Vanderbilt University Medical Center researchers have found that bathing critically ill patients with disposable chlorhexidine cloths did not decrease the incidence of health care-associated infections when compared to less expensive nonantimicrobial cloths, according to a study appearing online in JAMA this week.
The study is being released to coincide with its presentation at the Society of Critical Care Medicine’s 44th Critical Care Congress in Phoenix.
“Infections overall are the No. 1 complication in hospitals, superseding everything else. Critically ill patients, those admitted to the intensive care unit, have multiple reasons why they are the most vulnerable population,” said first author, Michael Noto, M.D., Ph.D., a clinical fellow in Pulmonary and Critical Care Medicine.
“They tend to have venous access devices and urinary bladder catheters that are conduits for bacteria to get in and cause infection. They are also critically ill and relatively immune-suppressed.”
Infections increase costs, rates of death, length of hospital stay and make patients sicker, he added.
Bacteria that live on the skin normally can become pathogenic (capable of causing disease) during a hospital stay and gain access to the body and cause infections. So, bathing patients with pre-moistened cloths designed to kill the bacteria living on the skin is thought to decrease the incidence of infections.
Bathing patients with 2 percent chlorhexidine, a broad-spectrum topical antimicrobial agent, is incorporated into some expert guidelines, but previous studies suggesting it was better at preventing infections were not well supported, said Arthur Wheeler, M.D., professor of Medicine.
“This is a practice that is going on all across in the country, not at every single hospital, but at many hospitals; it’s reasonably expensive,” said Wheeler. “The scientific evidence that chlorhexidine cloths make a difference was weak.”
During the course of the study, nurses and care partners bathed 9,340 patients in Vanderbilt’s five adult intensive care units for a 10-week period followed by a two-week washout period (a period allowed in order to eliminate the effect of the first intervention before starting a new intervention), during which patients were bathed with nonantimicrobial disposable cloths, before switching to the alternate bathing treatment for another 10 weeks. Each unit crossed over between bathing assignments three times during the study.
A total of 55 infections occurred during the chlorhexidine bathing period (4 central line-associated bloodstream infections [CLABSIs], 21 catheter-associated urinary tract infections [CAUTIs], 17 ventilator-associated pneumonia [VAP], and 13 Clostridium difficile) and 60 infections during the control bathing periods (4 CLABSI, 32 CAUTI, 8 VAP, and 16 C difficile infections).
There was no significant difference between groups in the rate of health care-associated infections, even after adjusting for various factors. Other infection-related secondary outcomes, including health care-associated bloodstream infections, blood culture contamination, and clinical cultures positive for multi-drug resistant organisms were also not improved by chlorhexidine.
The research team utilized Vanderbilt’s electronic medical records for data analysis.
“This is a great example of learning from our own data…and it has a lot of features of what Vanderbilt is most excited about – translational research using the electronic medical records,” said Dan Byrne, director of Quality Improvement & Program Evaluation, Department of Biostatistics.
“This important investigative work was partially supported by the Vanderbilt Institute for Clinical and Translational Research (VICTR) and is a prime example of how translational research can reach far into hospital and clinical operations to the benefit of all. Ideally, this accomplishment can help pave the way to the development of an optimal, continually learning health care system at Vanderbilt,” said Gordon Bernard, M.D., professor of Medicine and associate vice chancellor for Research.
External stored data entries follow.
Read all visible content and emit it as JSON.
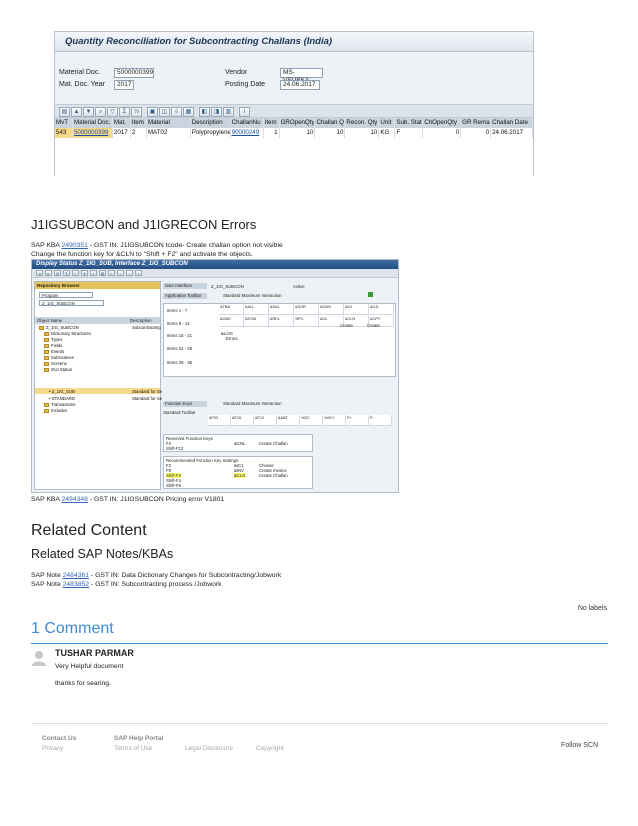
{
  "sap_screen1": {
    "title": "Quantity Reconciliation for Subcontracting Challans (India)",
    "fields": {
      "material_doc_label": "Material Doc.",
      "material_doc_value": "5000000399",
      "mat_doc_year_label": "Mat. Doc. Year",
      "mat_doc_year_value": "2017",
      "vendor_label": "Vendor",
      "vendor_value": "MS-VSUBKA",
      "posting_date_label": "Posting Date",
      "posting_date_value": "24.06.2017"
    },
    "grid": {
      "headers": [
        "MvT",
        "Material Doc.",
        "Mat.",
        "Item",
        "Material",
        "Description",
        "ChallanNu",
        "Item",
        "GROpenQty",
        "Challan Qt",
        "Recon. Qty",
        "Unit",
        "Sub. Stat",
        "ChOpenQty",
        "GR Rema",
        "Challan Date"
      ],
      "rows": [
        [
          "543",
          "5000000399",
          "2017",
          "2",
          "MAT02",
          "Polypropylene",
          "90000249",
          "1",
          "10",
          "10",
          "10",
          "KG",
          "F",
          "0",
          "0",
          "24.06.2017"
        ]
      ]
    }
  },
  "section1": {
    "heading": "J1IGSUBCON and J1IGRECON Errors",
    "kba_prefix": "SAP KBA ",
    "kba_number": "2490351",
    "kba_suffix": " - GST IN: J1IGSUBCON tcode- Create challan option not visible",
    "instruction": "Change the function key for &CLN to \"Shift + F2\" and activate the objects."
  },
  "sap_screen2": {
    "title": "Display Status Z_1IG_SUB, Interface Z_1IG_SUBCON",
    "repo_browser": "Repository Browser",
    "program_select": "Program",
    "program_value": "Z_1IG_SUBCON",
    "tree_col_name": "Object Name",
    "tree_col_desc": "Description",
    "tree_items": [
      "Z_1IG_SUBCON",
      "Dictionary Structures",
      "Types",
      "Fields",
      "Events",
      "Subroutines",
      "Screens",
      "GUI Status",
      "Z_1IG_SUB",
      "STANDARD",
      "Transactions",
      "Includes"
    ],
    "tree_desc_root": "Subcontracting",
    "tree_desc_sub1": "Standard for Se",
    "tree_desc_sub2": "Standard for Se",
    "user_interface_label": "User Interface",
    "user_interface_value": "Z_1IG_SUBCON",
    "active_label": "Active",
    "app_toolbar_label": "Application Toolbar",
    "std_interaction": "Standard Maximum Interaction",
    "items_1_7": "Items  1 - 7",
    "items_8_14": "Items  8 - 14",
    "items_15_21": "Items 15 - 21",
    "items_22_28": "Items 22 - 28",
    "items_29_35": "Items 29 - 35",
    "codes_row1": [
      "&TBA",
      "&ALL",
      "&SAL",
      "&SOR",
      "&ODN",
      "&ILT",
      "&ILD"
    ],
    "codes_row2": [
      "&CMC",
      "&EOM",
      "&REL",
      "%PC",
      "&OL",
      "&CLN",
      "&CPY"
    ],
    "create_label1": "Create",
    "create_label2": "Create",
    "row3_code": "&LOG",
    "row3_text": "Errors",
    "function_keys_label": "Function Keys",
    "std_toolbar_label": "Standard Toolbar",
    "std_codes": [
      "&F03",
      "&F15",
      "&F12",
      "&ABT",
      "%SC",
      "%SC+",
      "P+",
      "P-"
    ],
    "recommended_keys_label": "Reserved Function Keys",
    "f4_label": "F4",
    "shift_f12": "Shift-F12",
    "cnl_code": "&CNL",
    "create_challan": "Create Challan",
    "recommended_settings_label": "Recommended Function Key Settings",
    "rec_keys": [
      "F2",
      "F9",
      "Shift-F2",
      "Shift-F4",
      "Shift-F5"
    ],
    "rec_codes": [
      "&IC1",
      "&INV",
      "&CLN"
    ],
    "rec_texts": [
      "Choose",
      "Create Invoice",
      "Create Challan"
    ]
  },
  "section2": {
    "kba_prefix": "SAP KBA ",
    "kba_number": "2494348",
    "kba_suffix": " - GST IN: J1IGSUBCON Pricing error V1801"
  },
  "related": {
    "heading": "Related Content",
    "subheading": "Related SAP Notes/KBAs",
    "note1_prefix": "SAP Note ",
    "note1_number": "2484361",
    "note1_suffix": " - GST IN: Data Dictionary Changes for Subcontracting/Jobwork",
    "note2_prefix": "SAP Note ",
    "note2_number": "2483852",
    "note2_suffix": " - GST IN: Subcontracting process /Jobwork"
  },
  "labels_text": "No labels",
  "comments": {
    "title": "1 Comment",
    "author": "TUSHAR PARMAR",
    "line1": "Very Helpful document",
    "line2": "thanks for searing."
  },
  "footer": {
    "contact": "Contact Us",
    "help": "SAP Help Portal",
    "privacy": "Privacy",
    "terms": "Terms of Use",
    "legal": "Legal Disclosure",
    "copyright": "Copyright",
    "follow": "Follow SCN"
  },
  "colors": {
    "link": "#3366bb",
    "comments_accent": "#3e8bd8",
    "sap_highlight": "#f6d98a"
  }
}
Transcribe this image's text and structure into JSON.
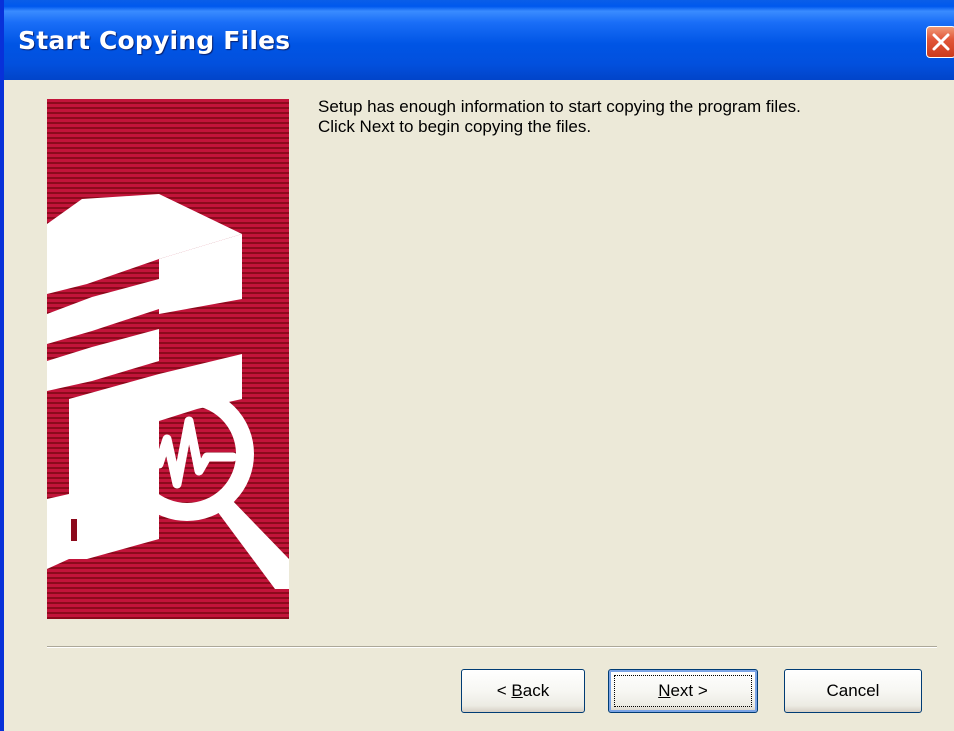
{
  "window": {
    "title": "Start Copying Files"
  },
  "instructions": {
    "line1": "Setup has enough information to start copying the program files.",
    "line2": "Click Next to begin copying the files."
  },
  "buttons": {
    "back": {
      "prefix": "< ",
      "mnemonic": "B",
      "rest": "ack"
    },
    "next": {
      "prefix": "",
      "mnemonic": "N",
      "rest": "ext >"
    },
    "cancel": "Cancel"
  },
  "colors": {
    "titlebar": "#0055e5",
    "banner_red": "#b20f27",
    "dialog_bg": "#ece9d8",
    "close_button": "#e2583a"
  },
  "icons": {
    "close": "close-icon",
    "banner": "server-magnifier-icon"
  }
}
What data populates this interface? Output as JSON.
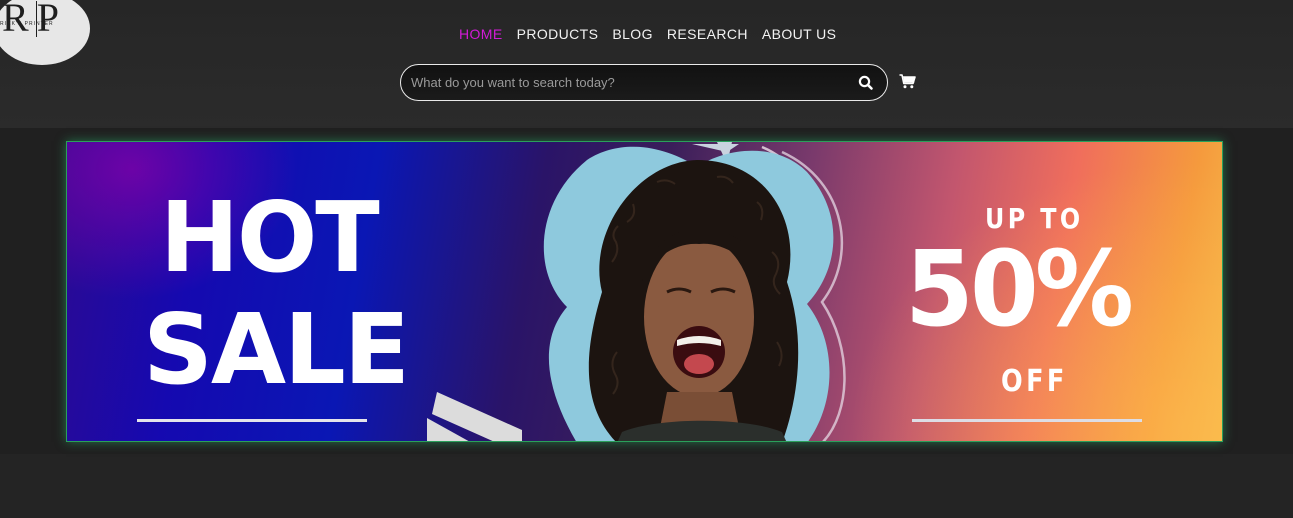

Chlorhexidine’s use in hospitals extends beyond infection control — primarily to prep a patient prior to surgery.
“I don’t think our results should be over-interpreted as to say chlorhexidine has no benefit in any setting at any time, but I think it’s fair to say in the largest study done to date that included every kind of ICU, except a burn ICU, we couldn’t find a benefit on infections,” Wheeler said.
The additional study authors include Bernard, Wheeler, Byrne, Henry Domenico, MS, Tom Talbot, M.D., MPH, and Todd Rice, M.D., MSc.